Week in Review
The S&P 500 ended the week down 1.8%, influenced by a higher-than-expected CPI reading and geopolitical concerns with the situation in Ukraine. The markets started off strong the first 2 days of the week, looking to continue its string of strength the past few weeks. The hot CPI led investors to shift their focus to the pace and extent of potential rate hikes. As news began reporting that it is likely Russia will invade Ukraine, the decline in the stock market accelerated and caused oil to jump to the highest level since 2014. Oil finished the week at over $93 per barrel, and continued its strong YTD run; up almost 25%.
Earnings were a positive contributor for the week. So far, 77% of S&P 500 companies have beat analysts’ earnings expectations, according to FactSet. This is slightly higher than the 5-year average at 76%. Although this quarter’s numbers are not at the same pace as previous quarters, it would not be realistic to expect the recent surge to continue well beyond long-term average. If the trend continues, this remains a positive sign. Growth was eventually going to slow. Current numbers will no longer be compared to the time period where the global economy was essentially shut down. Earnings alignment with historical averages is a sign that companies are still healthy.
Fixed Income Markets:
The 10-yr treasury closed at just under 1.92% but hit a very critical level last week. It finally broke through the 2% barrier and closed above 2% for the first time since August of 2019. The main driver of this was the CPI reading. The concerns have shifted from if/when the Fed will raise rates to a question of how much. There are analysts that believe a 0.50% hike could be coming in March; and St. Louis Fed President James Bullard’s comments have investors worried about how hawkish of a stance the Fed may take. Bullard stated he would like to see a full percentage increase of the Fed Funds rate by July, and should consider a rate hike before the March meeting. James Bullard is only one member of the Fed, and won’t be the only decision maker, but his comments alone were enough to increase the concerns of many investors.

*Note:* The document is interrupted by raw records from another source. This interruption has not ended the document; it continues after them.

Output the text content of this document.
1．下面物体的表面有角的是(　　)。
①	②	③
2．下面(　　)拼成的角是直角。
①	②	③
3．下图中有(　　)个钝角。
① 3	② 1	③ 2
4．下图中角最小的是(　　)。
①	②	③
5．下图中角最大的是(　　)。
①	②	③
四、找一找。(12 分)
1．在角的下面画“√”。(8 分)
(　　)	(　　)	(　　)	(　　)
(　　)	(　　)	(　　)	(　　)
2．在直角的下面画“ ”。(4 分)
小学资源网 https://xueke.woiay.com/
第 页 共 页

The CPI was the major headline for the week. January’s CPI was 7.5% year over year inflation. This is the highest reading since 1982. For perspective, the inflation rate for 2019 was 1.8%. Indications are pointing to inflation that has peaked, or may be peaking very soon. Shipping costs have declined since last year, according to the Baltic Dry Index. And, according to the ISM Supplier Deliveries Index, shipping times have been improving after the spike in 2021.
The equity markets will require time to work through the current economic environment. No cycle is identical, and the markets need time to acclimate to various factors. It is apparent that inflation, and a higher rate environment (one that we never experienced in the post great recession cycle), will need time to play out. Volatility is likely to remain high while valuations adjust as Fed policy speak turns to action.
Earnings season is heading into the final innings and, if trend continues, will be a successful one when looking at historical averages. The days of outsized earnings growth numbers are likely over and results closer to historical averages should be the expectation going forward.
Fixed Income Markets:
The 10-yr moved into the range we expect to see for the intermediate term, 2% to 2.25%, before retreating after news of the potential invasion of Ukraine by Russia. We still believe the 10-yr is likely to fall into range for the remainder of the year. The fixed income markets are pricing in almost seven rate hikes. This would be a very bold move by the Fed, and could cause downside pressure on the equity markets. The Fed is very likely going to raise rates multiple times this year, but seven hikes is not the base case, in our view.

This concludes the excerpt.